Let’s see if we can unravel one of the great mysteries of the Obama Administration. The latest invocations of the Incompetence Defense from President Obama, Eric Holder, and now the departing Acting IRS Commissioner (hilariously described by the Associated Press as “ousted,” even though he’s leaving exactly when he was originally scheduled to depart, in June) hold that all of these super-genius leaders found out about various outrages by watching the news, along with the rest of us. They have no idea what their subordinates do every day, until it blows up into a huge scandal on the evening news, and that’s why they should be left in charge of everything.

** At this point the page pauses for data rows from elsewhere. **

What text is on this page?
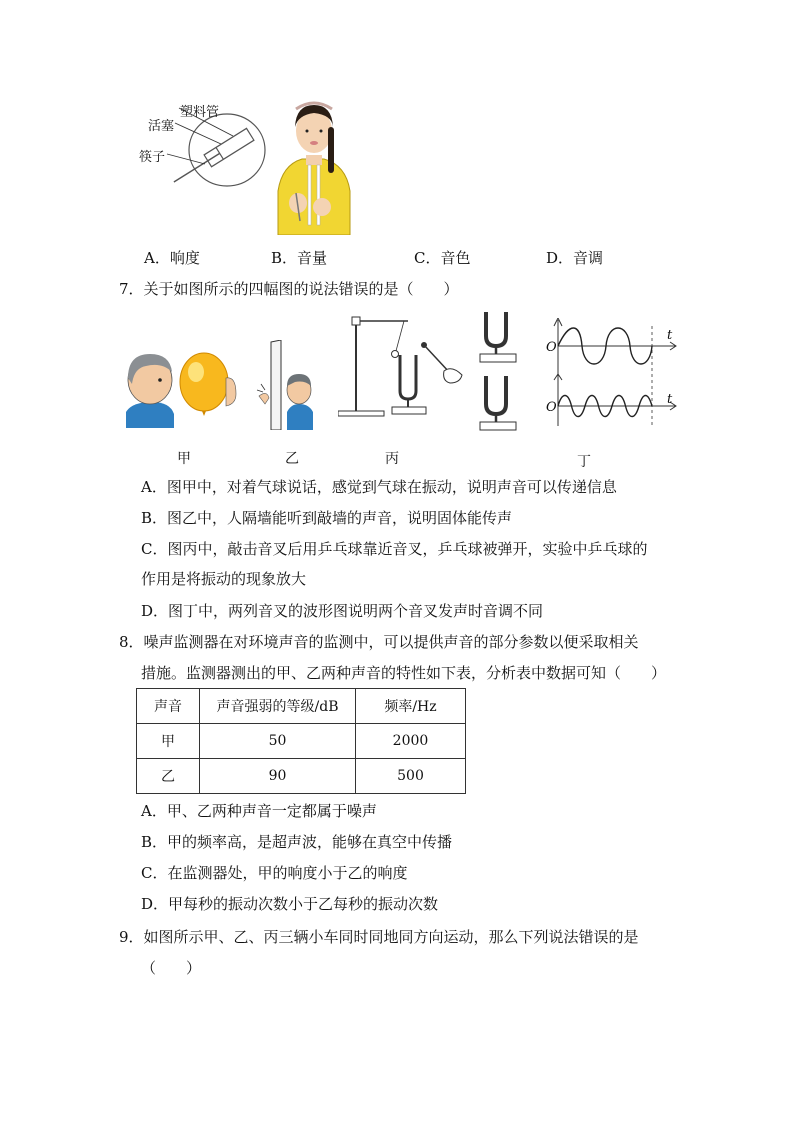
塑料管
活塞
筷子
A．响度	B．音量	C．音色	D．音调
7．关于如图所示的四幅图的说法错误的是（　　）
O
t
O
t
甲	乙	丙	丁
A．图甲中，对着气球说话，感觉到气球在振动，说明声音可以传递信息
B．图乙中，人隔墙能听到敲墙的声音，说明固体能传声
C．图丙中，敲击音叉后用乒乓球靠近音叉，乒乓球被弹开，实验中乒乓球的
作用是将振动的现象放大
D．图丁中，两列音叉的波形图说明两个音叉发声时音调不同
8．噪声监测器在对环境声音的监测中，可以提供声音的部分参数以便采取相关
措施。监测器测出的甲、乙两种声音的特性如下表，分析表中数据可知（　　）
声音	声音强弱的等级/dB	频率/Hz
甲	50	2000
乙	90	500
A．甲、乙两种声音一定都属于噪声
B．甲的频率高，是超声波，能够在真空中传播
C．在监测器处，甲的响度小于乙的响度
D．甲每秒的振动次数小于乙每秒的振动次数
9．如图所示甲、乙、丙三辆小车同时同地同方向运动，那么下列说法错误的是
（　　）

Obama said it about the IRS scandal. Although he now claims to be angry about it, he didn’t say a single word about these outrageous abuses of power until a reporter specifically asked him about it during a joint press conference with British Prime Minister David Cameron on Monday, four days after the news broke. “I first learned about it from the same news reports that I think most people learned about this,” the President claimed. “I think it was on Friday.”
Aren’t there people who are supposed to brief the President on important events? Do those people still have their jobs today? If so, why? Besides rushing out to comment on his own initiative, rather than waiting until the topic was raised by the press at a completely unrelated media event, wouldn’t a truly concerned President demand the resignation of the staffers who failed him so utterly that he had to learn about the worst scandal of his Presidency by watching TV or reading a newspaper?
Then we heard Attorney General Eric Holder claim the White House only learned about the Associated Press phone scandal by reading the newspapers:
When asked about the suspicious “lobbying” efforts of Health and Human Services Secretary Kathleen Sebelius to squeeze money for ObamaCare “education” from the same insurance companies she regulates, Holder replied, “I think you might be referring to what I only read about in the newspapers involving what HHS is doing with implementation of the Act. I don’t know whether or not… what funds are being used or whether that letter would apply to that effort. I just don’t know.” So he only learns about Administration misadventures by reading the newspapers, too.
And now the outgoing Acting IRS Commissioner, Steven Miller – who will remain on the job until the previously scheduled end of his temporary assignment in June, even though the President falsely portrayed him as sacked over the scandal – said in testimony before the House Ways and Means Committee that he learned crucial details about the case by reading them “in the newspaper.”
Good heavens, it seems as if an awful lot of high-ranking people in this Administration learn about their own departments from the papers and evening news broadcasts! And they’re totally out of the loop on everything. They live in a state of perpetual astonishment, picking up important information from the news only days before they have to give press conferences or testify before Congress.
Maybe that’s because Barack Obama relentlessly demonizes the only major media outlet that routinely reports on such things: Fox News. No sooner had he been sworn into his second term than he blasted the network as an obstacle against bipartisan compromise. “I think what we really have to do is change some of the incentive structures so that people feel liberated to pursue some common ground,” said the President. “One of the biggest factors is going to be how the media shapes debates. If a Republican member of Congress is not punished on Fox News or by Rush Limbaugh for working with a Democrat on a bill of common interest, then you’ll see more of them doing it.”
He’s described them as a “television station entirely devoted to attacking my Administration.” When his spokesman Jay Carney was asked earlier this week why Obama hadn’t spoken with the Attorney General about the AP phone scandal, Carney sneered, “Imagine the story on Fox if that happened.”
As far back as 2009, the Obama Administration described Fox News as a “wing of the Republican Party.” Then-White House communications director Anita Dunn said of Fox, “They take their talking points, put them on the air, take the opposition research, put them on the air. And that’s fine. But let’s not pretend they’re a news network the way CNN is.”
Here’s a twofer from 2009, where Obama attacked both Fox News and the Tea Party: “So, when you see – those of you who are watching certain news channels that on which I’m not very popular and you see folks waving tea bags around, let me just remind them that I am happy to have a serious conversation about how we are going to cut our health care costs down over the long term, how we are going to stabilize Social Security.”
Gosh, I wonder where the IRS ever got the idea to persecute those “folks waving tea bags around?”
There are plenty more examples. Obama and his top people whine about Fox News incessantly. But if they were watching Fox instead of the Obama-approved networks that work so hard to bury stories inconvenient to President Boyfriend, maybe these buffoons would know more about the Administration’s failures, and sooner.